You should not get any fuel from the vacuum line connected to the petcock, if so you will be sucking raw fuel into the intake causing an extreme rich condition on the cylinder where the vacuum spigot is located and your petcock needs rebuilding or replacing. The purpose of the diaphram is to automatically open the petcock with vacuum supplied when the engine is running and when the engine is cut off it automatically shuts off the fuel flow. One of the more serious complications of a malfunctioning petcock along with a malfunctioning needle seat valve in one or more carburators is the possiblity of filling your crankcase with fuel and causing the engine to hydraulically lock which in worst cases can cause massive engine failure.
 
........and raised the clips on the needles. Does that sound right? I think there intent was to richen the mixture.

??????????????????

No, Mike.....that really don't sound right......unless you meant to say ...."raised the needle"
 
No, Mike.....that really don't sound right......unless you meant to say ...."raised the needle"

What I meant to say was lower the clip to raise the needle.
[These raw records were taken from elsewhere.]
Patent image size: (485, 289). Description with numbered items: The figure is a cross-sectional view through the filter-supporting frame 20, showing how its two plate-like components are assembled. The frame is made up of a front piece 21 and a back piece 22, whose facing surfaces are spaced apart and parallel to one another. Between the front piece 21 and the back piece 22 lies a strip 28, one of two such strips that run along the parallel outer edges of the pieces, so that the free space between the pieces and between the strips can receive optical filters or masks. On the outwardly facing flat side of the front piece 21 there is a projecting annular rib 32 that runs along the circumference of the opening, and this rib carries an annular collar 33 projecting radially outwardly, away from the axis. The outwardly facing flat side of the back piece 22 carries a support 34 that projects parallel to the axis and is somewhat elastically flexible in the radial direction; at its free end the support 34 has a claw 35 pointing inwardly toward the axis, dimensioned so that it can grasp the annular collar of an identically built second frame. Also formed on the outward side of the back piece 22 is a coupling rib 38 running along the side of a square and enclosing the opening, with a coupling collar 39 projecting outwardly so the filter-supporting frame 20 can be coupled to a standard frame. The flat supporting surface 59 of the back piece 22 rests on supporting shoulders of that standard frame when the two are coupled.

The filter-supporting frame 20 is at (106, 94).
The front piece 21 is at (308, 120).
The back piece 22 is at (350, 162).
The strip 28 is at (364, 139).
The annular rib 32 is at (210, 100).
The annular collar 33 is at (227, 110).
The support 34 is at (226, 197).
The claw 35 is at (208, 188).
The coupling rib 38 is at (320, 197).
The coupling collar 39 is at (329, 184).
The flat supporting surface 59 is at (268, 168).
Thanks for keeping me in line!! - Thanks
 
I agree with Daveo - fuel starvation might be the problem. At highway speeds you need more engine power to maintain your speed because of increased wind resistance. This means increased fuel consumption compared with that at lower speeds. If your petcock isn't delivering what it should, its possible that at highway speeds your engine is burning fuel faster than it's being delivered by the petcock. If I were you I'd check the following - whether turning the petcock to "prime" helps; whether the diaphram is working correctly; and whether the flow rate thru the petcock is OK. The last two could be tested by simply running the fuel line from the petcock into a cup and sucking on the petcock vacuum line (**provided that it's not leaking gas). Gas should come gushing out of the fuel line. If all of this checks out then I'd start looking at the carbs.

BTW is there a fuel filter between the petcock and carbs?

Good luck,

Jeff
 
It could also be the gas tank vent malfunctioning. You can test this by taking a ride with the gas cap loose.